How could I forget it? Six weeks before, on a Sunday morning, I had thrown my feet on the barracks floor and had begun to get up when I noticed Maurice was lying on top of his bedding, fully clothed, one eye staring vacantly at me, the rest of his face so swollen and caked with blood and orange North Carolina clay that at first I wasn’t sure it was him. Or if he was alive.
When he returned from sick bay, I learned that he and his gang had made their routine Saturday night trip to Southern Pines, where the locals had decided they were tired of their women being courted by the brothers from Ft. Bragg. A group had held Maurice’s friends at bay with pistols and a shotgun while others beat him with chains and brass knuckles until he stopped moving.
I told him that I remembered.
Maurice stared at the polished linoleum floor between our bunks. “Well,” he paused. “This is bad shit, Groome. Bad shit. A couple of weeks ago, my friends and I went back to Pines and caught one of those mother fuckers and . . . ” He paused again. “And we hung him with my tent rope.”
“Jesus, Maurice, you killed a guy? Why are you telling me this? I don’t — ”
“Quiet, man,” he interrupted. “I’m not finished. One of the guys from E Company shot the dude — you know, to make sure he was dead — and last night, the MPs found his pistol in a shakedown inspection and locked him up.”

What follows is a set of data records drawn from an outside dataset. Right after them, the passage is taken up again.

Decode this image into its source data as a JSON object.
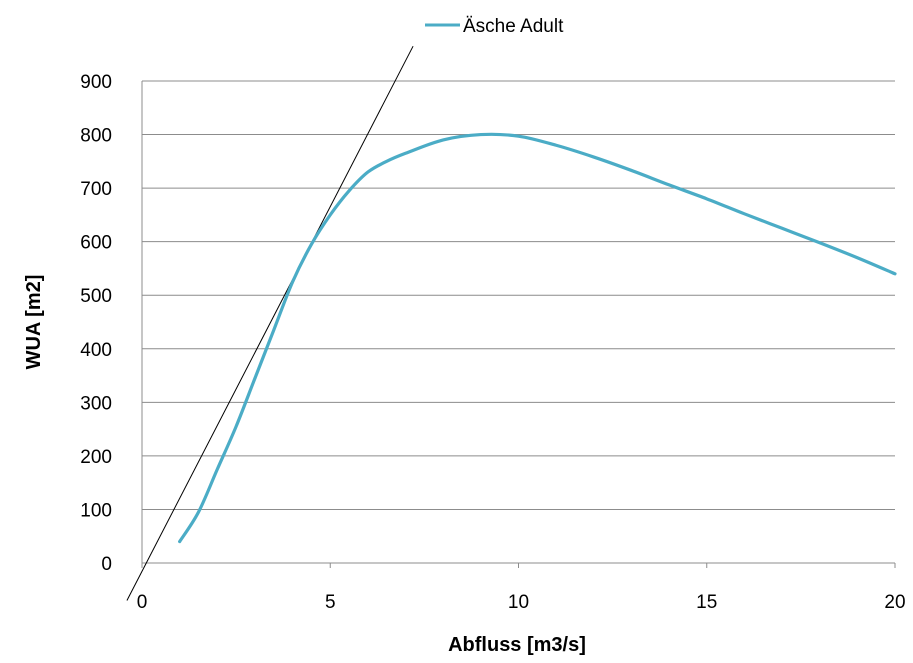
{
  "chart_data": {
    "type": "line",
    "title": "",
    "xlabel": "Abfluss [m3/s]",
    "ylabel": "WUA [m2]",
    "xlim": [
      0,
      20
    ],
    "ylim": [
      0,
      900
    ],
    "x_ticks": [
      0,
      5,
      10,
      15,
      20
    ],
    "y_ticks": [
      0,
      100,
      200,
      300,
      400,
      500,
      600,
      700,
      800,
      900
    ],
    "grid": "horizontal",
    "legend_position": "top",
    "series": [
      {
        "name": "Äsche Adult",
        "color": "#4BACC6",
        "x": [
          1.0,
          1.5,
          2.0,
          2.5,
          3.0,
          3.5,
          4.0,
          4.5,
          5.0,
          5.5,
          6.0,
          6.5,
          7.0,
          8.0,
          9.0,
          10.0,
          11.0,
          12.0,
          13.0,
          14.0,
          15.0,
          16.0,
          17.0,
          18.0,
          19.0,
          20.0
        ],
        "y": [
          40,
          95,
          175,
          255,
          345,
          435,
          525,
          595,
          650,
          695,
          730,
          750,
          765,
          790,
          800,
          797,
          780,
          758,
          733,
          706,
          680,
          652,
          625,
          598,
          570,
          540
        ]
      }
    ],
    "annotations": [
      {
        "type": "reference-line",
        "color": "#000000",
        "x": [
          -0.4,
          7.2
        ],
        "y": [
          -70,
          965
        ]
      }
    ]
  }
}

“And you’re worried he’s going to squeal on you?”
Maurice closed his eyes and nodded.
“Well, there’s nothing I can do for you, and now I know something I shouldn’t. Why the hell did you tell me?”
“Because you’re college and can tell me what to do. Besides, I need a friend.”

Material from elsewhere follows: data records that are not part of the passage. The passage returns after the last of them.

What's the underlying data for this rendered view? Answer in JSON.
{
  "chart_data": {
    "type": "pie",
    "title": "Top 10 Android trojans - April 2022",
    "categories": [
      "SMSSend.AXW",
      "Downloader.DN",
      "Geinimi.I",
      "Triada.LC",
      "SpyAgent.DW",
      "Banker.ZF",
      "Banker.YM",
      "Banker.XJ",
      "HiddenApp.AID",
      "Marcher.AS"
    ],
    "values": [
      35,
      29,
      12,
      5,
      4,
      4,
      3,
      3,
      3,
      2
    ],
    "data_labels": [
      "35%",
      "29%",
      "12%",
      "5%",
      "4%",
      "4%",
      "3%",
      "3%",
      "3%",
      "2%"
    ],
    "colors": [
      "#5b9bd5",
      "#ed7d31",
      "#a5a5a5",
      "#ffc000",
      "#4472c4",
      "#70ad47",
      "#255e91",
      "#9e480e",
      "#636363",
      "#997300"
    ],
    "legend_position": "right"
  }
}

“Okay, as a friend,” I said, “my advice to you is not to tell anyone else. Not another living soul.”
Maurice leaned forward. “You won’t say anything?”
I reached for his hand. “Not a word.”
He took my outstretched hand. “Promise?”
I promised.
Monday, after reveille, our First Sergeant called us to attention. Two men wearing gray suits, white shirts, and dark ties walked down the barracks’ steps and stood behind him. Before I heard the First Sergeant call out, “Specialist Windley, step forward,” I knew why the men were there.
Maurice moved through the ranks to the front of our platoon and stopped, and drew himself to attention.
“Come here, son,” the First Sergeant said.
Maurice looked over his shoulder at me. His sad eyes were questioning. He mouthed my name.
I shook my head, no.
He stared at me a second longer, then walked to the First Sergeant and snapped to attention again. The men in civilian clothes stepped forward and handcuffed him, and led him away. A moment of silence passed before the First Sergeant bellowed, “Fall out!”
I glanced to my left, but Maurice was gone.
A month later, I headed to Ft. Benning to attend the Infantry Officer’s Candidate School. As I’d promised Maurice, I hadn’t said a word — but wondered if I could find the word that bridged his world and mine.